# How many human strides is one horse stride? Gridwork.



## AABBCC (23 August 2016)

Hi all, 
I'm planning on doing some gridwork tonight and have been searching the internet for, as the title says, how many human strides makes one horse stride. I've basically found two different ideas of 1 human stride for landing and take off and 3 for a stride OR 2 for landing and take of and 4 for a stride? 
My horse is 15.1/.2 and likes to make a good effort even over the smaller jumps (which is what we'll be doing) so I was wondering if anyone could clear it up for me, thanks.


----------



## JennBags (23 August 2016)

2 normal strides each for landing/take off then 4 for a stride is what we always work on.


----------



## JustMe22 (23 August 2016)

Same as JennBags. So for a one stride in between two jumps, it would be 6 human steps. 2 for landing, 4 for a stride, 2 for takeoff. 

If the jumps are really tiny, it sometimes means you have to ride slightly more forward than you would if they were bigger, just because the horse doesn't usually take off/land as far away from the jumps if they're small.


----------



## Goldenstar (23 August 2016)

Same as jennbags for walking courses but for training over low grids I make it a bit shorter .


----------



## ihatework (23 August 2016)

As others have said, a one stride distance is 8 human strides 
BUT you have to know how to stride it! Depending on if you have long or short steps!!!


----------



## PaddyMonty (23 August 2016)

1/3/1 is pony stride. 2/4/2 is horse stride. BS distances are 24-26 feet for one stride, unaff usually a little smaller.
The stride length you use depends on what you want to achieve. If training to jump BS then use the BS distance as a staring point. If horse has long stride then gradually reduce a bit to sit them back. If a short stride then do the opposite starting with perhaps 23 foot. It's all about what you want to achieve from the grid training. 
If you jump unaff that has mixed horse/pony classes then getting horse to jump tighter distances would be good as the double striding at these comps is often a compromise.
Now add in that course builders is often use stride length to limit clear rounds by having oxer to upright short distance or upright to oxer long distance and it becomes clear you and horse should be able to deal with variable distances. 
Schooling over the perfect stride is of little use unless it's to build a youngsters confidence


----------



## LouisCat (23 August 2016)

I do 2 - 4 - 2 for my Connie. For me they are quite big strides for my OH it would be normal walking but you learn to be able to stride to match your horse I find!


----------



## criso (23 August 2016)

This may help.   http://www.pcuk.org/uploads/training/Distances_for_Jumping_Exercises.pdf

The first thing you need to work out is how you step - I take a  longish step but not exaggeratedly long but then I have long legs myself.  I've found that (for me) 8 is affiliated but local shows are often nearer 7 esp if they are expecting ponies as well.


----------



## Tnavas (28 August 2016)

How long is a piece of string?

Your strides will depend on how tall you are, the length of your legs and how mobile/supple you are.

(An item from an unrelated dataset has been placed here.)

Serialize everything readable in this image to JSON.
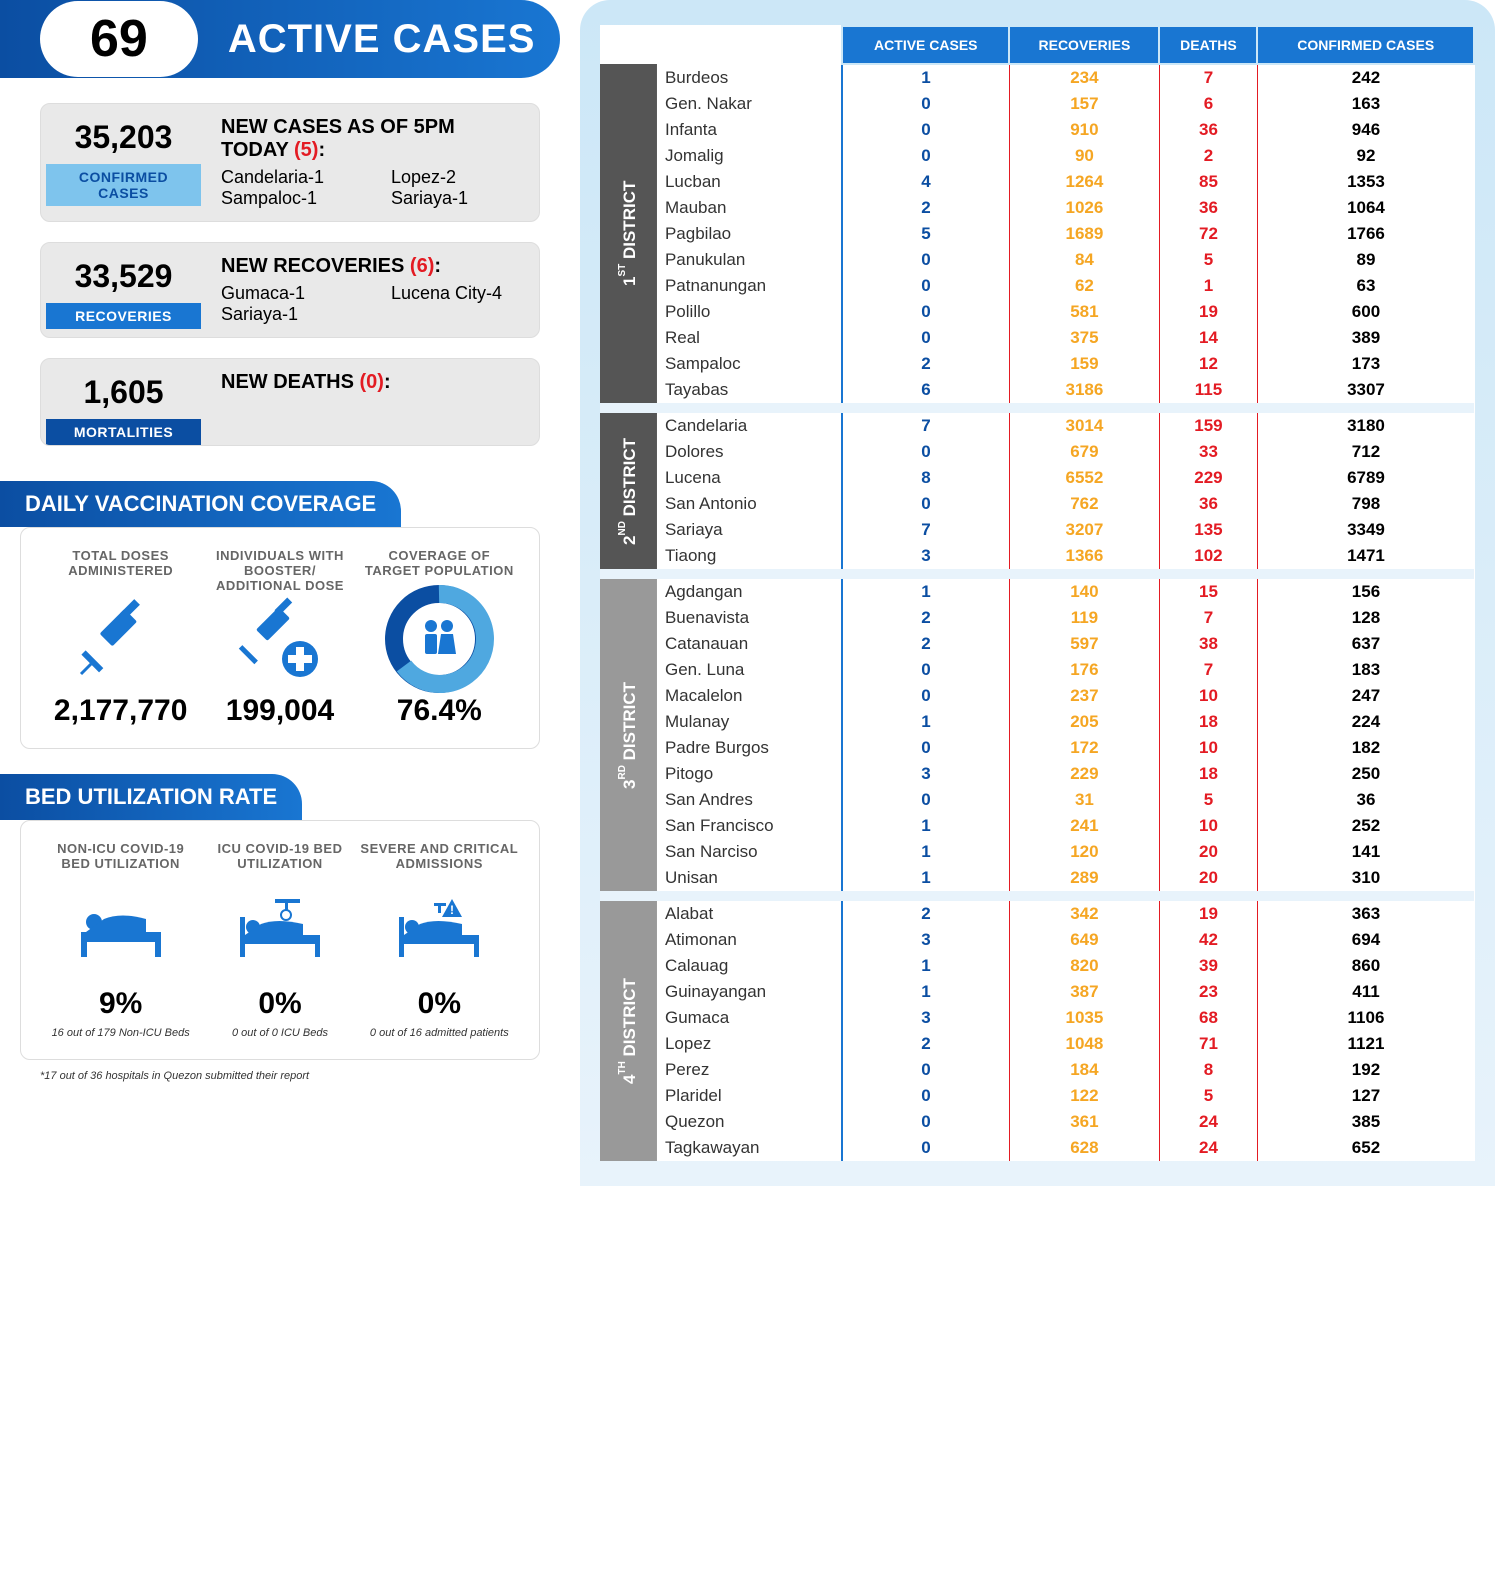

First get the information as to distances in feet or metres. Bearing in mind that these change with the distance between two different obstacles - eg the distance between a vertical to an oxer will be different to the distance between an oxer and a vertical.

To work it all out, put on your normal riding boots. Mark a start point where the back of your heel is, and then walk naturally - I suggest for 10 steps, stop and mark where the toe of your boot is, then measure the distance and divide by 10 - this will then tell you how far your step covers.

Now you need to work out how many of your steps covers a stride of your horses, this way when you go to shows you will be able to work out accurately how many strides you will fit in between fences.


----------



## PapaFrita (31 August 2016)

JustMe22 said:



			Same as JennBags. So for a one stride in between two jumps, it would be 6 human steps. 2 for landing, 4 for a stride, 2 for takeoff.
		
Click to expand...

LOL! You're nearly as bad at maths as I am; That would be 8 steps


----------



## PapaFrita (31 August 2016)

Goldenstar said:



			Same as jennbags for walking courses but for training over low grids I make it a bit shorter .
		
Click to expand...

Me too! I don't want to have to kick on through a small grid


----------